Secondly, your post itself is one long, dense paragraph. Again, you were lucky that I read any of it, because I typically don't read such posts myself. I see it, and ProZ.com's system registers my visit, but I don't read it. If you had broken up your post into neat, topical paragraphs, it would have been not only visually appealing but also easy to skim read.

Thirdly, your actual post doesn't say anything extra to what your post's title says. Your post title is "Professional Translators and Web 2.0 Technologies Based on Openness, Sharing and Collaboration" and in your post you say you want to "ascertain the views of professional translators towards the new trends of openness, sharing and collaboration associated with web 2.0 technologies." So you're just repeating youself -- you didn't even bother to use different terms, or to describe or explain what those things are.

If you want people to take the survey, you have to hook them by appealing to their interest. Otherwise the only people who will take your survey would be survey addicts.

You should also distinguish between the type of things you say to your professors (who want you to be deliberately vague and overly humble) and your target audience (who need to know that you're not wasting their time). For example, your post says "I'm hoping to contribute to the general pool of knowledge and to a better understanding of where professional translators are in relation to the changes that affect industries globally." This is the type of mumbo jumbo that professors love to read from their favourite students, but for the general public it's just fluff.

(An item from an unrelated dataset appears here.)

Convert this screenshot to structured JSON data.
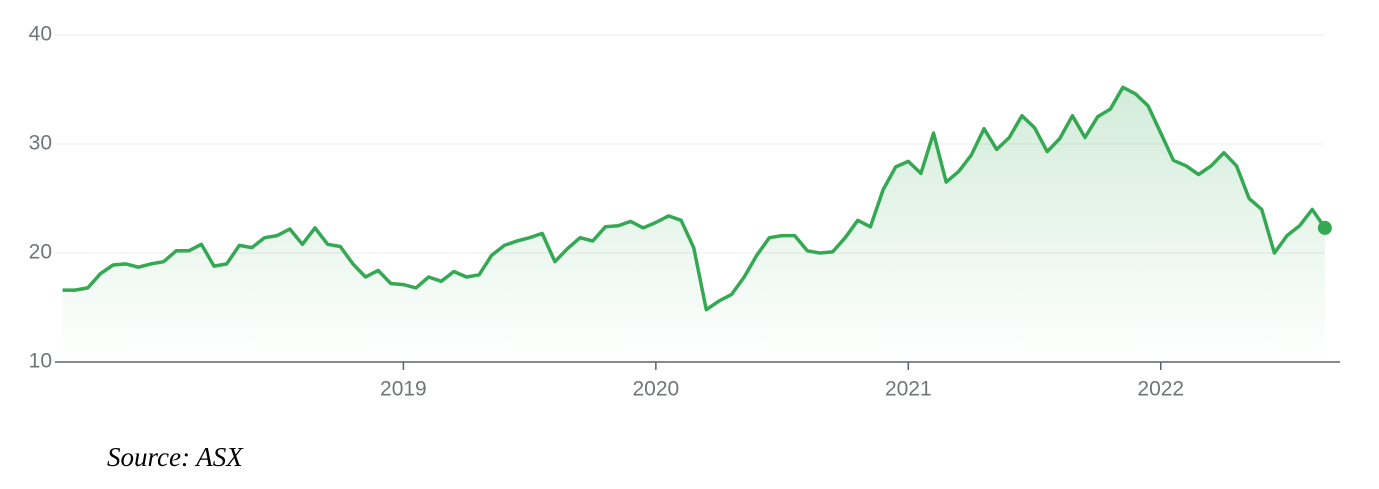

With your post title you managed to grab the attention of 164 people in one day, but with the rest of your post you managed to make 99% of them lose interest in your survey. Don't blame the public for your own failure to capture and retain a more meaningful percentage of readers.

Here's a question for you: how many people who started the survey actually completed it? In other words, on which page in your survey do you lose most people? I assume you have statistics about how many people visited each page of the survey... you do, don't you?